Mais revenons à l’histoire de Ruth.

L’histoire de Ruth commence sans Ruth. Et elle remonte à une époque où il n’y avait pas encore de roi en Israël.

C’est l’histoire d’une famille israélite. Une famille composée du père : Elimélek, de la mère : Noémie, et des deux fils : Mahlon et Kilion. Cette famille quitte le pays d’Israël à cause de la famine, pour vivre mieux (c’est ce qu’ils souhaitent) dans le pays voisin de Moab. Mais les choses ne se passent pas très bien en Moab. Elimélek meurt (on ne sait pas de quoi).

Mais Mahlon et Kilion se marient (enfin une bonne nouvelle !). Mahlon épouse Ruth et Kilion, Orpa. Ces deux femmes sont moabites, c’est-à-dire : étrangères. Encore que cette histoire se passant en Moab, c’est plutôt Noémie et ses fils qui sont étrangers.

Puis Mahlon et Kilion meurent aussi (on ne sait toujours pas pourquoi). Noémie, Ruth et Orpa se retrouvent seules, sans mari et sans enfant.
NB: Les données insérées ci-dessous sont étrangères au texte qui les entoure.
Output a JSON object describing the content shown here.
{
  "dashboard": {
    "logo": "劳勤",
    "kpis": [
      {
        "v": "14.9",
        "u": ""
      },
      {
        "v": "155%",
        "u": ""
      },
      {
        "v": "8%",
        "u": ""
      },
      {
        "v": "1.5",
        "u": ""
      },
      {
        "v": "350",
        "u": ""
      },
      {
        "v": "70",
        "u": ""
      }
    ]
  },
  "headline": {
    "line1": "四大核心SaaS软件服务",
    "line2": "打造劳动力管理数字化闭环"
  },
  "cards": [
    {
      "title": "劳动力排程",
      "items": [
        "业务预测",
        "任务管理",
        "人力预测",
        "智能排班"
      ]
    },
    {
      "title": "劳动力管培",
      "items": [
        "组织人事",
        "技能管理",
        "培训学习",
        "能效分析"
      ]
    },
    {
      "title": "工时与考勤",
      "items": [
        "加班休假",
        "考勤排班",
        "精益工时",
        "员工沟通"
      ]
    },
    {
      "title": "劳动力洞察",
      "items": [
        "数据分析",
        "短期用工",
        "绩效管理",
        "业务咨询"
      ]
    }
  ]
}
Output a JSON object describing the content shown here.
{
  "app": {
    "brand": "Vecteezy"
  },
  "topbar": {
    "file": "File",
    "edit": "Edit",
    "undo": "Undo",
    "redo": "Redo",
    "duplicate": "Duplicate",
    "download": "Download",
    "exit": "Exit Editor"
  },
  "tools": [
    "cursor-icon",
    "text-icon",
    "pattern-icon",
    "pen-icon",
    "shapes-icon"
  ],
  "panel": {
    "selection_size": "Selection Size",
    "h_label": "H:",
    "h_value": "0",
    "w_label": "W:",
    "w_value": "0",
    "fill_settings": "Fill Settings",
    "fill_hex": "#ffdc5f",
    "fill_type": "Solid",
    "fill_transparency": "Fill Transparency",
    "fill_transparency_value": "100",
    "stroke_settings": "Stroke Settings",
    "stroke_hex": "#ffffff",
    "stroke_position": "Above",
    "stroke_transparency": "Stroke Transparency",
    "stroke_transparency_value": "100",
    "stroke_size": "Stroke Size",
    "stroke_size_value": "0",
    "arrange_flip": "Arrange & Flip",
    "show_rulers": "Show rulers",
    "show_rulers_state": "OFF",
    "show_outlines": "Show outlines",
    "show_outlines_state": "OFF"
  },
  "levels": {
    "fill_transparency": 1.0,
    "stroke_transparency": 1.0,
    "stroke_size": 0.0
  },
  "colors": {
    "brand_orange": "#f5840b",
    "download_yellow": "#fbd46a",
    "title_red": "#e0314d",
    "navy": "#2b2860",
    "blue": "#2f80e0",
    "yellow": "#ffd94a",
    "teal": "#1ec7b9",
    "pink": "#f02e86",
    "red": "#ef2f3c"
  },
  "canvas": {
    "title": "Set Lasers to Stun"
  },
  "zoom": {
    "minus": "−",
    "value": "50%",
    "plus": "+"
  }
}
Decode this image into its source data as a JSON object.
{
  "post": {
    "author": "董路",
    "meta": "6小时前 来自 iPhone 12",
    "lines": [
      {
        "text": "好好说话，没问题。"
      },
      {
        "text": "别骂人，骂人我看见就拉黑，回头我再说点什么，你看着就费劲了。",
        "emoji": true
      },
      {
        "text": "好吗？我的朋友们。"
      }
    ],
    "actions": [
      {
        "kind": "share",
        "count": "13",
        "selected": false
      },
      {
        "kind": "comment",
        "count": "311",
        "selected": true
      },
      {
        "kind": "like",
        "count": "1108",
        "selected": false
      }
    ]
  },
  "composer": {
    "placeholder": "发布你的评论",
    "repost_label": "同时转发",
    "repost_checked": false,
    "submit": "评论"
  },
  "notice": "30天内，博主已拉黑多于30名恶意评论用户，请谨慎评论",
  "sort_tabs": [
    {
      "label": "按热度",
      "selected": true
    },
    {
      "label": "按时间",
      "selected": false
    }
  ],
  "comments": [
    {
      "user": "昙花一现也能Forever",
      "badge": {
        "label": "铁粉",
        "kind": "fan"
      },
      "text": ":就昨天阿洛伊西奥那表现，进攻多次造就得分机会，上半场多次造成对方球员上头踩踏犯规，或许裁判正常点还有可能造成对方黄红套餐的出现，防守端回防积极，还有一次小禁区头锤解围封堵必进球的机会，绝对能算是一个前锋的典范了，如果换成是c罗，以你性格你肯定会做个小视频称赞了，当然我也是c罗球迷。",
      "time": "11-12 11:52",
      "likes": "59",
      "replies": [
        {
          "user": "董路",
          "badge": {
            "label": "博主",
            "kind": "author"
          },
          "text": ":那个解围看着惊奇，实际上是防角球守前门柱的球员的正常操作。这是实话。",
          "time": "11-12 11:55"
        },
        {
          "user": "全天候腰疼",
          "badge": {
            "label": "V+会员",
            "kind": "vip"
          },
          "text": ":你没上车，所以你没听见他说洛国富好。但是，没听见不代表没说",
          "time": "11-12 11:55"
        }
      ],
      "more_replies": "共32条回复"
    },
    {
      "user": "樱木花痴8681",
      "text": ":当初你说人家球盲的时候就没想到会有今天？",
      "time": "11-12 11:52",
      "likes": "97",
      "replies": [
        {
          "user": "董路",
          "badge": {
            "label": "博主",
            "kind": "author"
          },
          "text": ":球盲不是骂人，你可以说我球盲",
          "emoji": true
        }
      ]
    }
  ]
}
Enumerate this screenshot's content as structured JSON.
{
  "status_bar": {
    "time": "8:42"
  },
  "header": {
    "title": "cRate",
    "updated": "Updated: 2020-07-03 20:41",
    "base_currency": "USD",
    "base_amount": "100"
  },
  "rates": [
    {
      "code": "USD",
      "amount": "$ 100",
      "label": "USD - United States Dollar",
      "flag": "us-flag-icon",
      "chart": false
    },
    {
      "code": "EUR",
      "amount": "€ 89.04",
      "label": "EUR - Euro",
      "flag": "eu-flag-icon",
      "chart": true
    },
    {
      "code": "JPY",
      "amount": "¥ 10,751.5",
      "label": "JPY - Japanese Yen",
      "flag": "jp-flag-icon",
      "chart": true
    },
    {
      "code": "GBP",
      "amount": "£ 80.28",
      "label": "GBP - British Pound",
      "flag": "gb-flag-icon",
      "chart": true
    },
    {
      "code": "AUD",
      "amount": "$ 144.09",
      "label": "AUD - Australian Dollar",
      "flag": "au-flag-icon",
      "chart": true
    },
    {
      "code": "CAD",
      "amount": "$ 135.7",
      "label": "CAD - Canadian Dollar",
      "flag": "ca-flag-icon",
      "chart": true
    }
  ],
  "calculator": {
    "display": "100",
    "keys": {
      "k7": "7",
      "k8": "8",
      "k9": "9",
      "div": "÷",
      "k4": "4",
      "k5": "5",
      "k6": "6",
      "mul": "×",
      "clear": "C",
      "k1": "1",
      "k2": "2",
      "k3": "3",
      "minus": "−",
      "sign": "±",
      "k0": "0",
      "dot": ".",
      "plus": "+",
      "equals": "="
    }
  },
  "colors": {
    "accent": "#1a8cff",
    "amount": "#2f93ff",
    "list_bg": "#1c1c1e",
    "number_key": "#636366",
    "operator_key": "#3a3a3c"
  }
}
Noémie décide de retourner en Israël. Elle a appris que la famine était finie. Elle essaie de convaincre ses belles-filles de rester en Moab, dans leur pays ; elles sont encore jeunes et trouveront sans doute à se remarier. Orpa se laisse convaincre, mais Ruth s’attache à sa belle-mère et part en Israël avec elle.

Noémie et Ruth se retrouvent en Israël. Comment vont-elles survivre ?

C’est la saison des moissons, et Ruth va glaner dans les champs, derrière les moissonneurs. (Nous arrivons au texte que nous avons lu). Elle glane dans le champ d’un dénommé Booz. Booz n’était pas tenu d’accepter que Ruth glane dans son champ, mais il voit d’un bon œil cette étrangère ramasser les épis tombés des gerbes de ses ouvriers. Il demande même à ces derniers de laisser (exprès !) quelques épis derrière eux pour Ruth.

C’est là que se situe l’épisode du casse-croûte.

Le casse-croûte aux champs.

Au milieu de la journée, le travail s’arrête et chacun sort sa musette. Mais Ruth reste à l’écart. Pourquoi ? Parce qu’elle ne connaît personne ? Il est vrai qu’elle est étrangère et qu’elle vient d’arriver dans ce pays. Parce qu’elle n’a rien à manger ? C’est possible ; et le texte semble aller dans ce sens.

Alors Booz invite Ruth à les rejoindre dans le groupe des moissonneurs. Et il le fait dans des termes particuliers. Il dit : Approche ici pour manger du pain et tremper ton morceau dans la vinaigrette (2, 14). C’est l’équivalent de l’expression connue par chez nous : Viens boire un coup avec nous ! C’est inviter le nouveau, l’inconnu, l’étranger à s’intégrer et à faire partie du groupe.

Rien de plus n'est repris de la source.